Tabip, paradan çok insanlığı sevmeli, özü sözü doğru olmalıdır. Allah’tan korkmalı, dînini bilmelidir. Yüreğinde Allah korkusu yer eden, dîni bütün bir tabip asla kötülük edemez, kötü yola gidemez.
Tabipler, kalbinde bütün insanlar için tatlı bir sevgi, iyilik ve doğruluk beslemelidir. Hiç kimseye kötü gözle bakmamalı ve kendine söylenen gizli sözleri saklamalı ve başkasına söylememelidir.

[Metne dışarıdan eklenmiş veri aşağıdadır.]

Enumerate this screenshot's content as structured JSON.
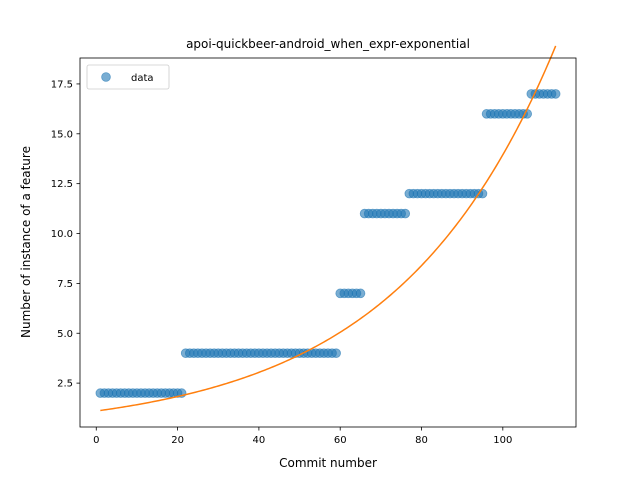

Böyle iyi huylu, doğru sözlü, bilgili Müslüman bir tabip bulanlar, onun dostluğunu kazanmalıdır.
İnsan, derdine göre tabip aramalı ve her rast geldiğine değil, hekimlikten iyi anlayan ve bilenlere gitmelidir.
Peygamber Efendimiz (sallallâhü aleyhi ve sellem) Hazretleri bir hastayı ziyârete gittiklerinde hastaya bakıp hemen tabip getirilmesini buyurmuş ve gelen iki kişiye: “Hanginiz bu hastalığın tedavisinde daha tecrübeli?” diye sormuşlar. O hastalıktan daha iyi anlayana “Sen bak!” buyurmuşlardır.